Henry Brown examinó ambas firmas.
—No hay duda de que son tintas diferentes —dijo—. Quizá su amiga Bessie pensó que la firma del testamento, aunque legible, estaba escrita con tinta demasiado clara y cambió de estilográfica, lo cual no es ilegal. Los testigos sí firmaron con la misma pluma.
—Una de las firmas de Bessie es decidida y la otra vacilante —señaló Alvirah—. Quizá firmó ambos documentos en momentos distintos.
—Eso sí sería ilegal.
—Por supuesto.
—En fin, si ha terminado, señora Meehan…
Alvirah sonrió.
—No, me temo que no he terminado. No se imagina lo agradecida que le estoy por dedicarme tanto tiempo, pero estoy segura de que no desearía que se produjera una injusticia.

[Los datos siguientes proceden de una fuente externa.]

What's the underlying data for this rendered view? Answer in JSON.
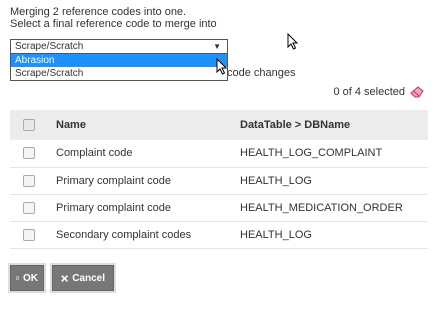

Henry sonrió. Todas las personas que han sido excluidas de un testamento aseguran que se trata de una injusticia, pensó.
—Mire, Henry —prosiguió Alvirah—. ¿Puedo llamarle Henry? A mí puede llamarme Alvirah. —Sin esperar a comprobar si él aceptaba esa familiaridad, dijo—: Bessie jura que éste es su último testamento. Yo juro que este testamento es falso. Además, ¿dónde aprendió Bessie a redactar la cláusula de atestación? ¿Eh?
—Quizá le pidió a alguien que la redactara o puede que le dieran un ejemplar —repuso pacientemente Henry—. Y ahora, señora Meehan, quiero decir, Alvirah…

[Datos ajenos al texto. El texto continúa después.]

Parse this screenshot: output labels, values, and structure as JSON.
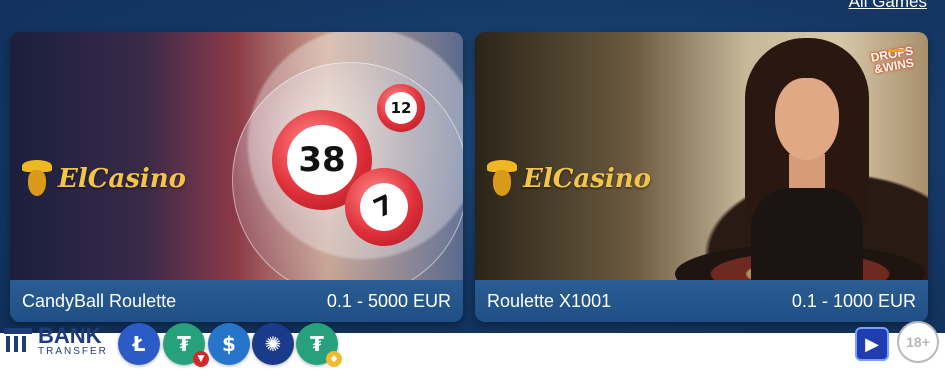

—De acuerdo, reconozco que no es una prueba, pero estas dos firmas parecen diferentes y yo le digo que Bessie no firmó estos documentos en el mismo momento. —Recogió sus cosas con gesto enérgico—. Gracias, Henry —dijo, y se marchó en pos de su siguiente misión.
Fue directamente a la agencia inmobiliaria de James y Eileen Gordon. Había quedado para ver otro apartamento, esta vez en Central Park Oeste, descrito por Eileen Gordon como «una ganga de dos millones».
Mientras fingía interés por el piso y escuchaba a Eileen elogiar la hermosa vista —algo limitada pues el apartamento se hallaba en una segunda planta y delante tenía sólo árboles—, Alvirah se las arregló para desviar la conversación hacia la firma del testamento de Bessie.
—Por supuesto que esa encantadora viejecita firmó ambos documentos —dijo Eileen con los ojos bien abiertos y una amplia sonrisa—. Estoy segura de ello. Pero parecía cada vez más fatigada, por eso la segunda firma resultó algo insegura. No me fijé si cambió de estilográfica. Probablemente me hallaba contemplando la habitación. Esa casa se encuentra en muy buen estado. Hay que hacer algunas reparaciones, como la puerta del salón, pero es poca cosa. Tal como están los precios hoy día, podría sacar fácilmente por ella cinco millones.
Por una vez creo que tienes razón, pensó Alvirah mientras, presa del desánimo, apagaba la grabadora de su broche.